Not on my boat, luckily.

The Teredo worm (shipworm)has been the bane of wooden ships, boats, pilings and retaining walls since man has ventured to the sea. A type of clam, the Teredo worm has two shells, enclosing only the front end of the body which function as a tool rather than a protective covering – they are a boring clam. Each shell has toothed ridges which shave away bits of wood into smaller pieces and then those are ingested.

Teredo worms have been known to achieve a length of up to 2 ft long, although the shells remain only about a foot long. The British and Spanish navies estimated that a wooden hull in the Carribean in the age of sail would last ten years.

Mariners as early as 500 BC tried to protect their wooden ships by various combinations of arsenic, sulfur, tars and oils. The British Navy experimented with a sacrificial covering of wood covering tar, but it wasn’t successful. It wasn’t until the invention of copper hull plating that the Teredo worm became less of a problem.

I was under the impression that they were more of a problem in warmer waters than we have in the Pacific NW. But apparently they’ve damaged seawalls around here and gnawed on some boats. Yeesh…

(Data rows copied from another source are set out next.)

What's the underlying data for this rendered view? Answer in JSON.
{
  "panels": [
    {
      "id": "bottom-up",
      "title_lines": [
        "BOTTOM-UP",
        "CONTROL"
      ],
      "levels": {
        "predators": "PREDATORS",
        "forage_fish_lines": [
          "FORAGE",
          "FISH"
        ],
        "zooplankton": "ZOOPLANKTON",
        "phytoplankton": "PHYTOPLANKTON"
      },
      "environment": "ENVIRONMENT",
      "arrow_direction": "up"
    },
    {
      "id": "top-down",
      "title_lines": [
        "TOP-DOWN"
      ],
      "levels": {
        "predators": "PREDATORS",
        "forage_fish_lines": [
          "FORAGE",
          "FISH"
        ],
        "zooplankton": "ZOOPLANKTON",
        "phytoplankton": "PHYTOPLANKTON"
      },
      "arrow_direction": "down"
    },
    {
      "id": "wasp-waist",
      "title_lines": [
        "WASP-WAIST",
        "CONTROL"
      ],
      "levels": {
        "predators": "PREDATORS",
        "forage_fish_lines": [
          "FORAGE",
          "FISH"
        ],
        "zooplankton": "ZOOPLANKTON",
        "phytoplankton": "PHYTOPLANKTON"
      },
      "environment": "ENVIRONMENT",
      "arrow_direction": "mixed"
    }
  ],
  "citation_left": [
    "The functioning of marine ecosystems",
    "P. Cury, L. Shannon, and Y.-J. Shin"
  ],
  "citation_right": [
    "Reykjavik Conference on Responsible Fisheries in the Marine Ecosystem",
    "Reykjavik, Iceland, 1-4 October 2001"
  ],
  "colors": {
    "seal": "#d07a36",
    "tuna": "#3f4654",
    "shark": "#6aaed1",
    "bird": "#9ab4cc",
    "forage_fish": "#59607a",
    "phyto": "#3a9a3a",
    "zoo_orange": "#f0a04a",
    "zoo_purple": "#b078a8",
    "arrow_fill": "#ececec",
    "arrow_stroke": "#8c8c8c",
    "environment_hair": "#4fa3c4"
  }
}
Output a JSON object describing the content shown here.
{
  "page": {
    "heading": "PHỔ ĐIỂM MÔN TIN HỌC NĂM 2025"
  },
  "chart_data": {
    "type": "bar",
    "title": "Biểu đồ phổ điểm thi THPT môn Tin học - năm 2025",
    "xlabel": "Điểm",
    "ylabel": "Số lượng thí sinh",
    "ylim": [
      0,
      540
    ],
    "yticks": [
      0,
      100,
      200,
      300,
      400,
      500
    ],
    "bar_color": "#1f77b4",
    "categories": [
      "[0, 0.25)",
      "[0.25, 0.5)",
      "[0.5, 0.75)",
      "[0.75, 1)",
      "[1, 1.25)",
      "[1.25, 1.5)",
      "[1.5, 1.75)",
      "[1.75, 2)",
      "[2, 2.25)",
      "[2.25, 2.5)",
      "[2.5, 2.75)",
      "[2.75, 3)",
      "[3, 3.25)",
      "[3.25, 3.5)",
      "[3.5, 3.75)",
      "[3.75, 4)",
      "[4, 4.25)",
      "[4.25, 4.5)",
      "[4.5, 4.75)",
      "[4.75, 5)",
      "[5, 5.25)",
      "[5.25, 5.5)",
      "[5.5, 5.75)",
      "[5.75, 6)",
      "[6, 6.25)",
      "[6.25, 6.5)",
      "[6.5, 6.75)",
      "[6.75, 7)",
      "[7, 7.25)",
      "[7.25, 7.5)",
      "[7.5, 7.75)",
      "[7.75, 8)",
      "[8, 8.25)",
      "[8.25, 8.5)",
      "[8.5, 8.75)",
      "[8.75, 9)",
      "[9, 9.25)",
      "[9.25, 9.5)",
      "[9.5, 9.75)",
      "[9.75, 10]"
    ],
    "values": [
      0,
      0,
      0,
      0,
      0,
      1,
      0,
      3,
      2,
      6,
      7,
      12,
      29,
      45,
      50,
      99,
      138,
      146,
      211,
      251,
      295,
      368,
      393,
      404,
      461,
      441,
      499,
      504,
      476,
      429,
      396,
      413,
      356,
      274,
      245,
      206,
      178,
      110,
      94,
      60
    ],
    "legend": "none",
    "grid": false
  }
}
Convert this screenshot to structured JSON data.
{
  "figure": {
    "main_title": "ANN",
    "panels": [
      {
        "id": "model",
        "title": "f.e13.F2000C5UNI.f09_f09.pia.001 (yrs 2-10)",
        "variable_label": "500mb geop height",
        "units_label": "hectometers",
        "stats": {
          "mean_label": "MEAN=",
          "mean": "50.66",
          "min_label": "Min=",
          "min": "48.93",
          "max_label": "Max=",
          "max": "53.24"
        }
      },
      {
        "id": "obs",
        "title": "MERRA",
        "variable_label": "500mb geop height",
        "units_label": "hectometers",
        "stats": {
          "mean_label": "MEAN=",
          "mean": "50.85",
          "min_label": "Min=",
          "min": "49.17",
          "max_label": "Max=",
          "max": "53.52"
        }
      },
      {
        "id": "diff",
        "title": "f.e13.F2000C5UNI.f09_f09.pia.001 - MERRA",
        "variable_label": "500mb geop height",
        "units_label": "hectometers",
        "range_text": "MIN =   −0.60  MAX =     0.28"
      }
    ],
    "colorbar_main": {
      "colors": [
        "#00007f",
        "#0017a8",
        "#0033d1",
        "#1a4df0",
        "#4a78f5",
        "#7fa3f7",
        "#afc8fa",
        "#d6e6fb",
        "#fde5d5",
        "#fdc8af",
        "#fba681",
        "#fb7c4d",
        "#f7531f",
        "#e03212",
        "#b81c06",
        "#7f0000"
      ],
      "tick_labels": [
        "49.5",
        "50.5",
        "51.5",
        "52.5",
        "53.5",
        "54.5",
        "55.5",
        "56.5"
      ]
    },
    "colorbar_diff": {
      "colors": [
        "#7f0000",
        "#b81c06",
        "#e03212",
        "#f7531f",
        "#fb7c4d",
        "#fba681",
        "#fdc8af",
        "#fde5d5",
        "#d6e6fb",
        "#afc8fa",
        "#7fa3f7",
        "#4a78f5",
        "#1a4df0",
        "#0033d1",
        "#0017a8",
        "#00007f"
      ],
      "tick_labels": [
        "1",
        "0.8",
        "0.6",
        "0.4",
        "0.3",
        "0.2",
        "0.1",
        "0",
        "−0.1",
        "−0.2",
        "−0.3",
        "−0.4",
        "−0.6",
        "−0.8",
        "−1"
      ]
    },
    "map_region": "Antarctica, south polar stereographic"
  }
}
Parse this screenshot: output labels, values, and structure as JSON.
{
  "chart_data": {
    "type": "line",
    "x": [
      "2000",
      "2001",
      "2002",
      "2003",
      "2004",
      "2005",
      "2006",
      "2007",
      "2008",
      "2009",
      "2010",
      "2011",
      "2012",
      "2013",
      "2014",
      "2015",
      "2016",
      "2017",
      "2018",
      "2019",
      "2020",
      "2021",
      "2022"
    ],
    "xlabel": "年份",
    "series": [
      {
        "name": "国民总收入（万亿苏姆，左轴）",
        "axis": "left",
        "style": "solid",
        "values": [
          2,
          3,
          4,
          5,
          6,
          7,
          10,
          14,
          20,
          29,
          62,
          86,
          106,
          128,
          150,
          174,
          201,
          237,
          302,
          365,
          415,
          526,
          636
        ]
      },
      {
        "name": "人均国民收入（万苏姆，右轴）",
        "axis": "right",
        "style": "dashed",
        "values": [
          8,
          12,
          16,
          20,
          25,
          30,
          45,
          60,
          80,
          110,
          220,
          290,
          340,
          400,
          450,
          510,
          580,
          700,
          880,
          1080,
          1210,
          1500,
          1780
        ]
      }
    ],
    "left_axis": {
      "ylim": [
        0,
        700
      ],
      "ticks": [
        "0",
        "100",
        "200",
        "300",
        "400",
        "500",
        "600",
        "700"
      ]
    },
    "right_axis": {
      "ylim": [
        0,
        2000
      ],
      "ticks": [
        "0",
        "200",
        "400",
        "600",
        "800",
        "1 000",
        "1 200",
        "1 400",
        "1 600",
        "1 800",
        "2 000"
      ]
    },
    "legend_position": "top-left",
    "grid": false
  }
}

No Responses to “Teredo Worm”

  1. Anonymous
    June 24, 2010 at 1:14 pm #

    I am not going to be original this time, so all I am going to say that your blog rocks, sad that I don't have suck a writing skills

  2. rob
    February 7, 2009 at 7:48 am #

    Surely the water is too cold if not barely brackish???? but Keep an eye on the pontoons and walls to seaward around your dock, as that will be an indication of what is happening to your hull maybe? :o(( if you have any doubts, start collecting thick walled,scrap copper household calorifiers to copper plate your hull! and learn how to create plates and how to fold them togeather, although I am not a fan of trapping water in between the hull and such plating! it is a good way to protect your hull both from such booring menaces and other crustacean/weed fouling. I guess that the local harbour facility keeps in touch with the state of play regarding such pollution (after all that is what it is isn`t it?) may be the local harbour/education/sciences faculty are aware of any shipworm ingress into the channel and to what extent it is? Ive seen the photos of pilings in the BC area but they weren`t andtifouled, I guess unlike the average boat, or treated with epoxy pitch or such like substance? What a PITA?